SoftBank Shifts Focus to OpenAI

The move comes as SoftBank seeks to strengthen its position in OpenAI, the developer behind ChatGPT and one of the most prominent names driving the global AI boom. Earlier this year, SoftBank agreed to lead a $40 billion funding round for OpenAI at a $300 billion valuation, and last month it joined a consortium purchasing $6.6 billion in OpenAI shares from employees — at a raised $500 billion valuation.

Despite the enthusiasm surrounding artificial intelligence, investor caution is rising over the massive capital expenditures involved in scaling AI infrastructure. Many analysts are questioning how soon companies like OpenAI will begin generating sustainable profits from such aggressive expansion.
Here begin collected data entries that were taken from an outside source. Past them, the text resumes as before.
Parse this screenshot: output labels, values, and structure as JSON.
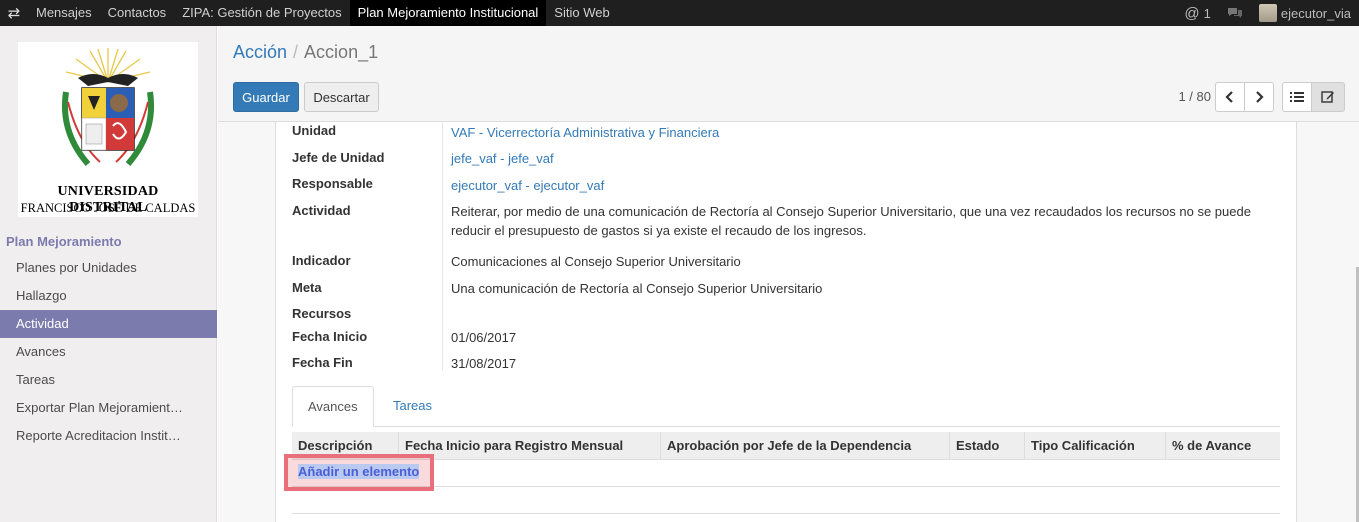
{
  "topbar": {
    "menu": [
      "Mensajes",
      "Contactos",
      "ZIPA: Gestión de Proyectos",
      "Plan Mejoramiento Institucional",
      "Sitio Web"
    ],
    "active_index": 3,
    "mentions_count": "1",
    "user": "ejecutor_via"
  },
  "sidebar": {
    "logo_line1": "UNIVERSIDAD DISTRITAL",
    "logo_line2": "FRANCISCO JOSÉ DE CALDAS",
    "section_title": "Plan Mejoramiento",
    "items": [
      "Planes por Unidades",
      "Hallazgo",
      "Actividad",
      "Avances",
      "Tareas",
      "Exportar Plan Mejoramient…",
      "Reporte Acreditacion Instit…"
    ],
    "active_index": 2
  },
  "cpanel": {
    "breadcrumb_parent": "Acción",
    "breadcrumb_current": "Accion_1",
    "save_label": "Guardar",
    "discard_label": "Descartar",
    "pager": "1 / 80"
  },
  "form": {
    "unidad_label": "Unidad",
    "unidad_value": "VAF - Vicerrectoría Administrativa y Financiera",
    "jefe_label": "Jefe de Unidad",
    "jefe_value": "jefe_vaf - jefe_vaf",
    "responsable_label": "Responsable",
    "responsable_value": "ejecutor_vaf - ejecutor_vaf",
    "actividad_label": "Actividad",
    "actividad_value": "Reiterar, por medio de una comunicación de Rectoría al Consejo Superior Universitario, que una vez recaudados los recursos no se puede reducir el presupuesto de gastos si ya existe el recaudo de los ingresos.",
    "indicador_label": "Indicador",
    "indicador_value": "Comunicaciones al Consejo Superior Universitario",
    "meta_label": "Meta",
    "meta_value": "Una comunicación de Rectoría al Consejo Superior Universitario",
    "recursos_label": "Recursos",
    "fecha_inicio_label": "Fecha Inicio",
    "fecha_inicio_value": "01/06/2017",
    "fecha_fin_label": "Fecha Fin",
    "fecha_fin_value": "31/08/2017"
  },
  "tabs": [
    "Avances",
    "Tareas"
  ],
  "grid": {
    "columns": [
      "Descripción",
      "Fecha Inicio para Registro Mensual",
      "Aprobación por Jefe de la Dependencia",
      "Estado",
      "Tipo Calificación",
      "% de Avance"
    ],
    "add_label": "Añadir un elemento"
  }
}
Vision Fund Fuels Record Profits

According to Reuters, Goto told analysts that SoftBank views “the risk of not investing as greater than the risk of investing.” The company’s Vision Fund — its flagship investment arm — reported significant gains, helping drive second-quarter net profit to 2.5 trillion yen ($16.3 billion), more than double the figure from the same period last year and well above Bloomberg’s estimate of 418 billion yen.

Even after exiting its direct stake in Nvidia, SoftBank remains linked to the AI chipmaker through other ventures, including its participation in the $500 billion Stargate project, aimed at expanding U.S. data center infrastructure, CNBC reported.